На следующий день опять никто не пришел. И Мирра опять съела половину того, что у нее оставалось. И она понимала, что вряд ли у нее получится и на завтра провернуть этот трюк. Но надо будет постараться.
Оставшуюся еду получилось растянуть еще на три дня. И воду потом еще на три. Хотя здесь Мирра уверена не была. Свет за окошком оставался все таким же скудным и сумеречным, разве что ночью свет был красным, и было чуть темнее.
Мирра сбилась со счета. Это она отчетливо осознавала. Допив последнюю воду, а после продержав опрокинутое ведро над открытым ртом, чтобы стекли последние капли, Мирра легла на порядком истончившуюся солому и стала ждать. Наверное смерти. Она лежала и гадала, что же происходит снаружи. А еще она недоумевала, почему ее не выпускают. Наверное о ней попросту забыли.
Можно было бы подумать, что город покинули, и в таком случае становилось понятно, почему, позабыв про нее, так и не вспомнили. Но изредка через окно она слышала далекие крики. Иногда лязг оружия. Значит город не покинули. Покинули только ее.
Мысли в голове стали вялыми, и вскоре Мирра заснула.
На следующий день похолодало, и в камере тоже стало холодно. Именно от того, что замерзла, Мирра и проснулась. Изо-рта валил густой пар, и оседал на железном панцире слоем инея. Из-за этой консервной банки Мирра не могла даже обнять себя за плечи, чтобы сберечь тепло. Поначалу, чтобы согреться, она вновь мерила свое узилище нагами, и это помогало. Но вскоре она выбилась из сил и присела отдохнуть. И уже не смогла подняться.
Уже замерзая и проваливаясь в кажущееся теплым и спасительным забвение, Мирра думала о том, что пусть будет хотя бы не холодно. Нет, пусть будет жарко.

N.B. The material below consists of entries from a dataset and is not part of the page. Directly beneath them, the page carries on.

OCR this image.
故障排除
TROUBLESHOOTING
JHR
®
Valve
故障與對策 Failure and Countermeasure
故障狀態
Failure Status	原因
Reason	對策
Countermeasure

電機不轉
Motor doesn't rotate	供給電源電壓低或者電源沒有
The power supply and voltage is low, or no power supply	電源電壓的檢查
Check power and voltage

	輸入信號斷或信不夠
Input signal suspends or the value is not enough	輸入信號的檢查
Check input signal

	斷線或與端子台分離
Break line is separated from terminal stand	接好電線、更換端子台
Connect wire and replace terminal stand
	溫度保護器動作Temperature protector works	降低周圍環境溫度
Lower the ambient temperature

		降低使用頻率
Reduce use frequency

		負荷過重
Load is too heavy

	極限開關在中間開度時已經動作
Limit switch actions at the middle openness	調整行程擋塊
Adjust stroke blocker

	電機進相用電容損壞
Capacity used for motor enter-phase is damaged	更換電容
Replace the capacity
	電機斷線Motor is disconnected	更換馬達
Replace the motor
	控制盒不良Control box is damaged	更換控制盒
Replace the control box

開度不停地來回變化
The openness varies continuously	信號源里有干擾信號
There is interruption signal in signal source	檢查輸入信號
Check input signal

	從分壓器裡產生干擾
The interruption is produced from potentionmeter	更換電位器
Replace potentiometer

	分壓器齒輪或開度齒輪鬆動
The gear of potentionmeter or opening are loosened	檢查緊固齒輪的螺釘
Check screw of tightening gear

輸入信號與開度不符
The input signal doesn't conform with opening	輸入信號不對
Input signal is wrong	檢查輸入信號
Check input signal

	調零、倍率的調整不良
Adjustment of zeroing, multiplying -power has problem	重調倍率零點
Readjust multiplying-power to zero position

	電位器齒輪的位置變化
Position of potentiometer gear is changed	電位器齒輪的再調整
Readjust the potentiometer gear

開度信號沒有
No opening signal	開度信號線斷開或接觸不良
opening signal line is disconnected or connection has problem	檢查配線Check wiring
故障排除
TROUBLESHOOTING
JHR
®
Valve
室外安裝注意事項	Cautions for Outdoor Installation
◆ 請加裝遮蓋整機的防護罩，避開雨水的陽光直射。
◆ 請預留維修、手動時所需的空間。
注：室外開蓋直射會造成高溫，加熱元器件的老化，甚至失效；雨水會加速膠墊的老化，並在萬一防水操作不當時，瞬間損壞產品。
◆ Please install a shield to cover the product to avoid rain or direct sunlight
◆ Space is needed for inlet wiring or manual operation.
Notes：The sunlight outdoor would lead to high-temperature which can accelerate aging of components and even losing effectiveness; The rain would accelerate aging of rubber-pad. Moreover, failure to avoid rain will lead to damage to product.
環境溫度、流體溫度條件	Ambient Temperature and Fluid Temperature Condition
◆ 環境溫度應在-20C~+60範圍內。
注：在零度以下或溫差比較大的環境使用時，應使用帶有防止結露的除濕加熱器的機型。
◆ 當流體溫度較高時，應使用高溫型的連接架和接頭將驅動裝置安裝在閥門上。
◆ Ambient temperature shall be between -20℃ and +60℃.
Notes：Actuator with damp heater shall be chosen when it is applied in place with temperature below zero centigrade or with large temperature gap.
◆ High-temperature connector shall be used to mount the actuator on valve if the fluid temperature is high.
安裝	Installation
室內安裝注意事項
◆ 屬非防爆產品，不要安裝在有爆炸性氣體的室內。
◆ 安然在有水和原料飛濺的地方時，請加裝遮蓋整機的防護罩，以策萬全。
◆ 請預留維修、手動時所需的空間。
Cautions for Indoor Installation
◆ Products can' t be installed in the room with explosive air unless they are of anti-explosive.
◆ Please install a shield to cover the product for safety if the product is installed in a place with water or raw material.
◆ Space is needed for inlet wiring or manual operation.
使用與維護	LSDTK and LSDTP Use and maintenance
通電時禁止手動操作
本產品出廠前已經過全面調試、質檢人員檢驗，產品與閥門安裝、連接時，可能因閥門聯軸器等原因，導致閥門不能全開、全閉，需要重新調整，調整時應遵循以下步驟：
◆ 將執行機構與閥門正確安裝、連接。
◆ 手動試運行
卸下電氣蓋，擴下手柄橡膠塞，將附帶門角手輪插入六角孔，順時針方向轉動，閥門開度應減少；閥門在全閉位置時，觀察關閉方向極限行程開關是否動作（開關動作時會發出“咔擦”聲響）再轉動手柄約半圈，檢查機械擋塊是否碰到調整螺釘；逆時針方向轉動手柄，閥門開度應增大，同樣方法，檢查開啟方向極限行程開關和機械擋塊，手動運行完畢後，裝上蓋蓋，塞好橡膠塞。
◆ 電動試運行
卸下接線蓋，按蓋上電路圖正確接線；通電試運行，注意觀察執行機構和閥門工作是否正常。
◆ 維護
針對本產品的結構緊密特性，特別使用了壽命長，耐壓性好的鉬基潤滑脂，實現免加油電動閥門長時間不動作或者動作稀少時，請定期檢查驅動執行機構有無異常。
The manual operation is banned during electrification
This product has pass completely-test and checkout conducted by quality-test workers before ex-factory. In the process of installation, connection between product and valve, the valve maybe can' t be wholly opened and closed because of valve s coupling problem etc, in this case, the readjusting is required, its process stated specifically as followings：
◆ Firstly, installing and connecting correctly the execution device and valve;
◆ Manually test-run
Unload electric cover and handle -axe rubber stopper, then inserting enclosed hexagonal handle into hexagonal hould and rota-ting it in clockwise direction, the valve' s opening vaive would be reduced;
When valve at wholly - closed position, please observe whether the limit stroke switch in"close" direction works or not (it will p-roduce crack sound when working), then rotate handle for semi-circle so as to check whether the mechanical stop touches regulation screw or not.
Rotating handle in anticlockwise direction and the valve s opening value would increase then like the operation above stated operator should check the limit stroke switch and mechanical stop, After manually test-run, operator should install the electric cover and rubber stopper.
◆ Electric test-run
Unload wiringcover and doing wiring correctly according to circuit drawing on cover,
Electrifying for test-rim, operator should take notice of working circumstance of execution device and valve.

И уже к ночи стало так жарко, что Мирра стала вспоминать о прежнем холоде как о благословении. И почти сразу стало холодать. Но вскоре температура стала комфортной.
Собрав силы, Мирра поднялась и некоторое время ходила из угла в угол. Не от холода на этот раз, но от желания почувствовать себя живой. Получалось не очень. Она чувствовала себя погребенной заживо.
Чуть позже, и не отдавая себе отчета в этом странном порыве, Мирра постучала в дверь. Только потом она поняла, что до этого услышала шаги где-то вдалеке, возможно у двери в караульную при темнице. Еще немного погода она принялась кричать.
— Выпустите меня!
Сначала это были робкие крики. Но позже Мирра во всю колотила, и кричала что было сил, вспоминая всех родственников тех, кто ее сюда посадил.
— Вы что, ждете, когда я сдохну? — кричала она время от времени, и все больше уверялась в том, что так и есть.
Время шло, и крики становились все тише, и все реже. К утру Мирра совсем выдохлась и улеглась на пол прямо под дверью. Хотелось плакать, но глаза были сухими. И во рту окончательно пересохло. Губы потрескались. Мирра пыталась их облизать, но распухший язык мало помогал в этом.
Перевернувшись на живот, она отползла в угол, где лежало гнилое сено. Перевернуться на спину сил уже не оставалось. И она просто лежала и думала о том, что уже никогда не встанет.
Порою тело охватывали мурашки, и тогда даже пошевелиться не получалось. И такое состояние накатывало все чаще.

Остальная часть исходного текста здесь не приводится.